Follow-up Comment #17, bug #40064 (project octave):

Thanks, Rik. Still something fishy though:


If I set the extra defaults for each type of object used then your script runs
as expected.
-verbatim

I'm not seeing that. With DefaultXxxxInterpreter set to 'none' for Xxxx =
Text, Line, and Axes, I still see the last example in the ex2.m script (using
legend()) misbehave. On my setup, it reports the interpreter property of the
legend as 'tex', even though the text in the actual rendered legend is now
formatted according to 'none', i.e. it appears as 'foo_bar', rather than with
subscripted 'b'.  

I also tried setting DefaultLegendInterpreter (thinking there might be a
specialized interpreter for legends) but it seems there is no such property. 
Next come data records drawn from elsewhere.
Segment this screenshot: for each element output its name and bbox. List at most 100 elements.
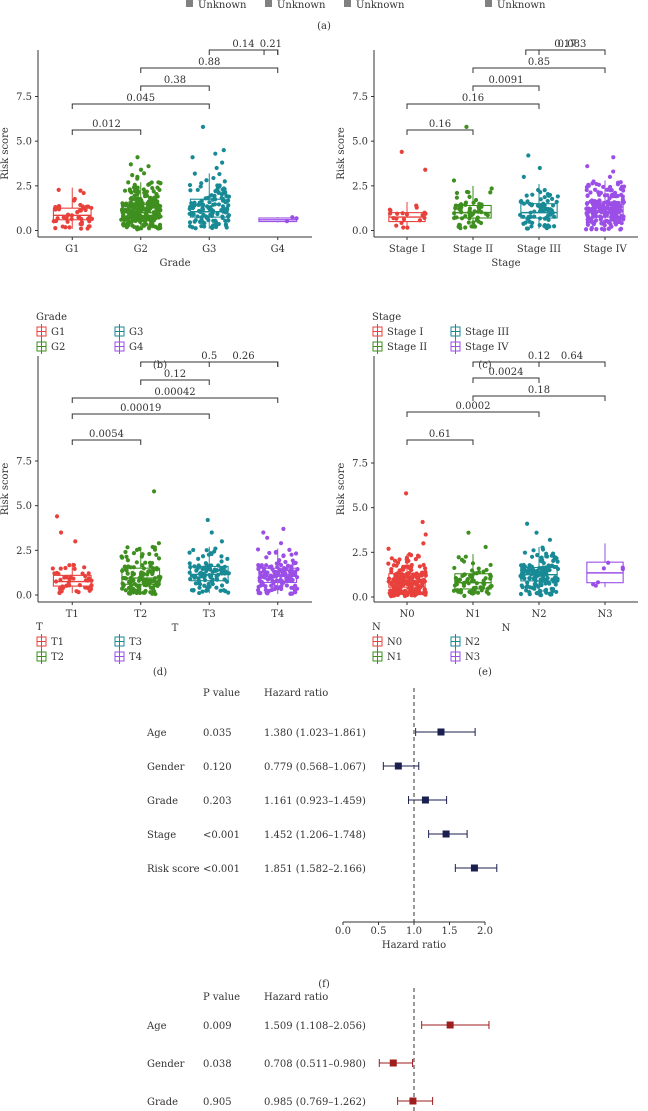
data-point — [472, 224, 478, 229]
data-point — [214, 165, 219, 171]
data-point — [606, 202, 611, 207]
panel-label-e: (e) — [478, 667, 492, 678]
data-point — [132, 193, 137, 198]
data-point — [210, 225, 215, 231]
data-point — [522, 550, 528, 555]
data-point — [214, 576, 219, 581]
data-point — [135, 174, 140, 179]
data-point — [466, 530, 471, 535]
data-point — [400, 211, 405, 216]
data-point — [403, 491, 409, 496]
data-point — [76, 214, 82, 220]
bracket-line — [538, 361, 606, 367]
data-point — [223, 218, 228, 223]
data-point — [200, 589, 205, 594]
data-point — [488, 190, 493, 195]
data-point — [213, 218, 218, 223]
data-point — [141, 171, 147, 176]
p-value-label: 0.083 — [558, 39, 587, 50]
data-point — [534, 591, 539, 596]
p-value-label: 0.38 — [164, 75, 186, 86]
row-hazard-ratio: 1.452 (1.206–1.748) — [264, 830, 366, 841]
data-point — [155, 194, 160, 199]
data-point — [224, 193, 229, 199]
data-point — [547, 567, 552, 573]
y-tick-label: 2.5 — [16, 181, 32, 192]
data-point — [595, 204, 600, 209]
data-point — [273, 549, 279, 555]
data-point — [592, 219, 597, 224]
data-point — [188, 188, 193, 193]
row-variable: Gender — [147, 1059, 185, 1070]
data-point — [524, 193, 529, 198]
forest-row: Grade 0.905 0.985 (0.769–1.262) — [147, 1097, 434, 1108]
y-tick-label: 5.0 — [16, 501, 32, 512]
data-point — [133, 196, 139, 201]
data-point — [414, 203, 419, 208]
bracket-line — [140, 379, 210, 385]
data-point — [544, 554, 550, 559]
data-point — [489, 186, 494, 191]
data-point — [547, 192, 553, 198]
forest-row: Age 0.009 1.509 (1.108–2.056) — [146, 1021, 490, 1032]
data-point — [213, 189, 218, 194]
x-tick-label: 0.5 — [371, 926, 387, 937]
data-point — [150, 185, 155, 191]
data-point — [526, 153, 531, 158]
x-tick-label-t2: T2 — [134, 609, 147, 620]
data-point — [132, 224, 137, 229]
data-point — [149, 180, 154, 185]
data-point — [220, 160, 225, 165]
data-point — [476, 566, 481, 571]
row-variable: Gender — [147, 762, 185, 773]
data-point — [209, 207, 214, 212]
data-point — [386, 561, 391, 566]
data-point — [191, 547, 196, 553]
data-point — [611, 155, 616, 160]
data-point — [601, 566, 606, 571]
data-point — [146, 226, 152, 231]
data-point — [204, 548, 209, 553]
data-point — [484, 567, 489, 573]
row-p-value: <0.001 — [203, 830, 240, 841]
data-point — [75, 209, 80, 215]
data-point — [483, 576, 488, 581]
data-point — [124, 554, 129, 559]
data-point — [292, 588, 298, 593]
panel-label-d: (d) — [153, 667, 167, 678]
data-point — [476, 219, 481, 224]
data-point — [585, 164, 590, 169]
data-point — [73, 539, 78, 544]
row-variable: Grade — [147, 796, 178, 807]
data-point — [123, 588, 128, 593]
data-point — [530, 192, 535, 197]
data-point — [417, 564, 422, 569]
data-point — [535, 553, 540, 558]
data-point — [457, 577, 463, 582]
x-tick-label-g2: G2 — [134, 244, 148, 255]
legend-item-stage-iii: Stage III — [465, 327, 509, 338]
forest-row: Risk score <0.001 1.851 (1.582–2.166) — [147, 864, 498, 875]
data-point — [606, 220, 611, 225]
data-point — [278, 541, 284, 546]
data-point — [71, 562, 76, 568]
y-tick-label: 0.0 — [16, 226, 32, 237]
legend-label-unknown-3: Unknown — [497, 0, 546, 11]
data-point — [537, 165, 542, 171]
data-point — [548, 212, 553, 217]
row-variable: Risk score — [147, 864, 200, 875]
data-point — [590, 202, 596, 207]
data-point — [407, 583, 412, 588]
x-tick-label-stage-iii: Stage III — [517, 244, 561, 255]
bracket-line — [406, 129, 474, 135]
legend-title: N — [372, 622, 381, 633]
data-point — [273, 569, 278, 575]
comparison-bracket: 0.17 — [525, 39, 606, 55]
data-point — [86, 585, 91, 591]
data-point — [585, 220, 590, 225]
data-point — [523, 588, 529, 593]
data-point — [132, 588, 137, 593]
data-point — [531, 548, 536, 553]
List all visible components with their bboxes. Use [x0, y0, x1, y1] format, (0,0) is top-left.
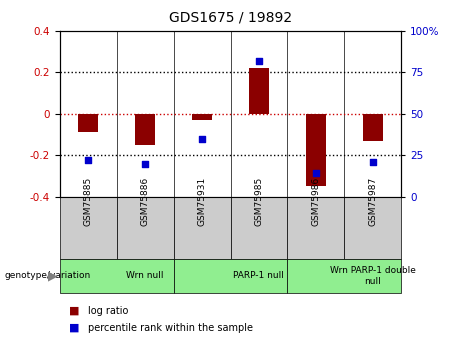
Bar: [249, 68, 269, 114]
Text: GDS1675 / 19892: GDS1675 / 19892: [169, 10, 292, 24]
Text: Wrn null: Wrn null: [126, 272, 164, 280]
Text: GSM75931: GSM75931: [198, 177, 207, 226]
Bar: [192, 114, 212, 120]
Text: ■: ■: [69, 306, 80, 315]
Bar: [135, 114, 155, 145]
Text: PARP-1 null: PARP-1 null: [233, 272, 284, 280]
Bar: [60, 197, 117, 259]
Bar: [78, 114, 98, 132]
Bar: [174, 197, 230, 259]
Text: log ratio: log ratio: [88, 306, 128, 315]
Bar: [287, 197, 344, 259]
Text: ▶: ▶: [48, 269, 58, 283]
Text: GSM75886: GSM75886: [141, 177, 150, 226]
Text: ■: ■: [69, 323, 80, 333]
Text: percentile rank within the sample: percentile rank within the sample: [88, 323, 253, 333]
Point: [142, 161, 149, 166]
Text: GSM75985: GSM75985: [254, 177, 263, 226]
Bar: [363, 114, 383, 141]
Bar: [60, 259, 174, 293]
Bar: [230, 197, 287, 259]
Point: [369, 159, 376, 165]
Text: Wrn PARP-1 double
null: Wrn PARP-1 double null: [330, 266, 415, 286]
Point: [85, 157, 92, 163]
Text: GSM75986: GSM75986: [311, 177, 320, 226]
Bar: [344, 197, 401, 259]
Text: GSM75885: GSM75885: [84, 177, 93, 226]
Text: genotype/variation: genotype/variation: [5, 272, 91, 280]
Bar: [287, 259, 401, 293]
Point: [255, 58, 263, 63]
Bar: [117, 197, 174, 259]
Text: GSM75987: GSM75987: [368, 177, 377, 226]
Bar: [174, 259, 287, 293]
Point: [198, 136, 206, 141]
Point: [312, 171, 319, 176]
Bar: [306, 114, 326, 186]
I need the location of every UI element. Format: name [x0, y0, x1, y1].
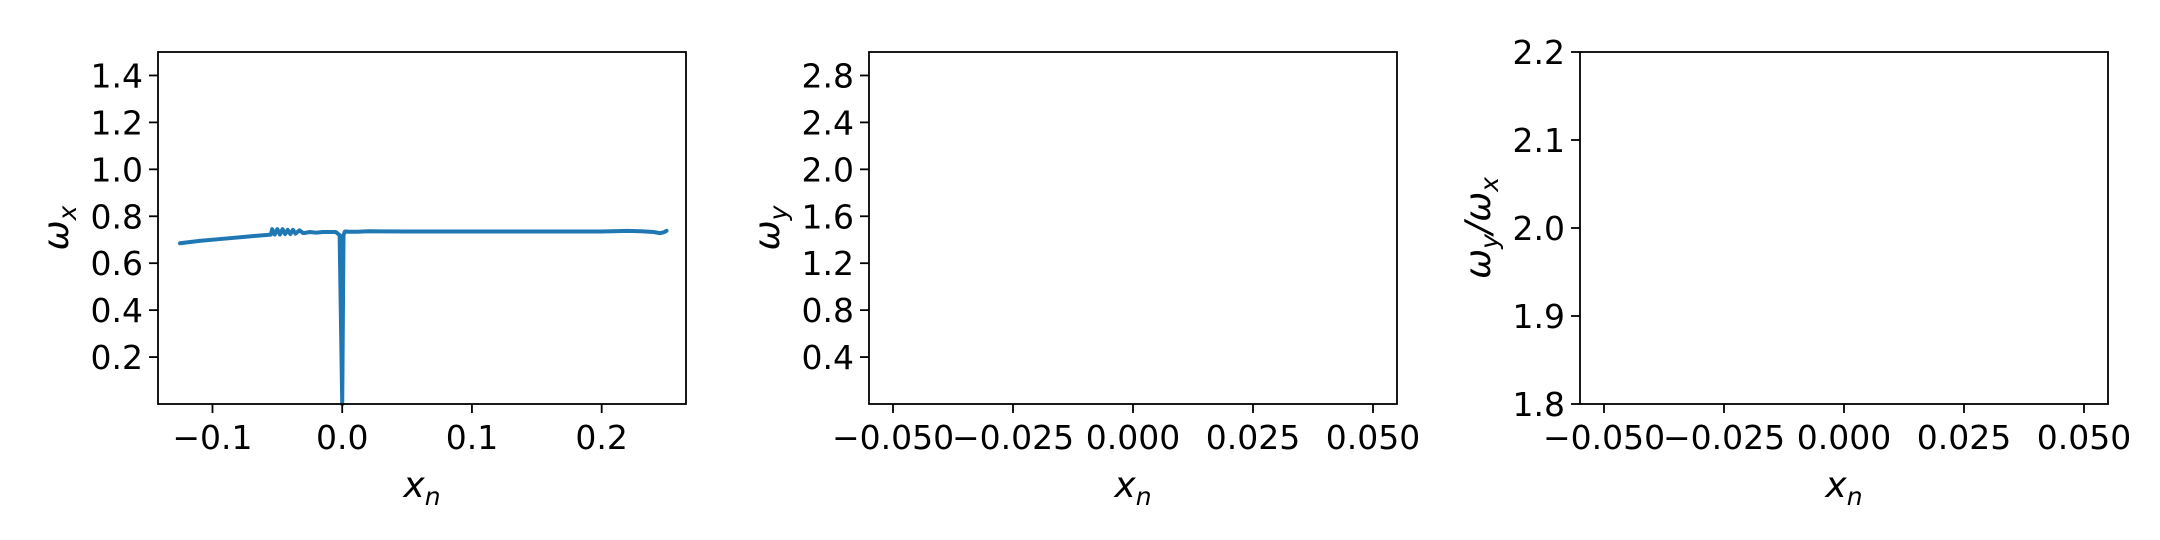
y-tick-label: 0.6	[91, 244, 143, 283]
x-tick-label: −0.025	[1663, 418, 1785, 457]
chart-panel-2: −0.050−0.025 0.000 0.025 0.050 0.4 0.8 1.2 1.6 2…	[747, 51, 1420, 511]
y-tick-label: 2.1	[1513, 121, 1565, 160]
x-tick-label: −0.1	[172, 418, 252, 457]
y-tick-label: 2.8	[802, 56, 854, 95]
series-line-1	[178, 227, 669, 406]
y-tick-label: 1.6	[802, 197, 854, 236]
y-tick-label: 0.4	[91, 291, 143, 330]
y-tick-label: 1.2	[802, 244, 854, 283]
y-tick-label: 1.8	[1513, 385, 1565, 424]
x-tick-label: −0.050	[1543, 418, 1665, 457]
x-tick-label: 0.2	[575, 418, 627, 457]
x-tick-label: −0.050	[832, 418, 954, 457]
chart-panel-3: −0.050−0.025 0.000 0.025 0.050 1.8 1.9 2.0 2.1 2…	[1458, 33, 2131, 511]
x-axis-label: xn	[402, 465, 440, 511]
axes-frame	[157, 51, 687, 405]
x-axis-label: xn	[1113, 465, 1151, 511]
y-tick-label: 1.2	[91, 103, 143, 142]
y-tick-label: 1.0	[91, 150, 143, 189]
y-axis-label: ωx	[36, 205, 82, 250]
x-axis-label: xn	[1824, 465, 1862, 511]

When you tried the example, did you set a DefaultXxxxInterpreter property for
any additional values of Xxxx other than Line, Axes, and Text? Also, did you
run it with --norc?

Btw, as an aside from the actual behavior: Googling for the terms
DefaultAxesInterpreter and DefaultLineInterpreter returned exactly zero
matching results (literally, zero.) So I think it's fair to say that these
properties are not widely known. Searching for the strings TextInterpreter,
LineInterpreter, and AxesInterpreter in Octave's info(1) page also yields
nothing.

Section 15.2.7 ("Use of the 'interpreter' Property") is also not helpful in
making any distinction. I did read that section prior to filing the prior
comment and nevertheless still did not guess that DefaultTextInterpreter
applied only to text rendered via the text() function. Why? Because the first
sentence of 15.2.7 says


All text objects, including titles, labels, legends, and text, include the
property "interpreter", this property determines the manner in which special
control sequences in the text are rendered.


Based on the above sentence, I suspect most people would guess that the
[undocumented] property DefaultTextIntepreter applies to "all text objects"
rather than only to "objects rendered via the text() function". 

Based on Googling, it even seems fair to say that the former interpretation --
that it applies to all text -- is the sole existing perception. I was unable
to find a single counterexample in several minutes of searching. This may be
due to its behavior in Matlab. Not that that is an issue for Octave of course
-- Octave isn't Matlab -- just trying to make the case that it is not widely
appreciated that DefaultTextInterpreter does not globally apply to all text.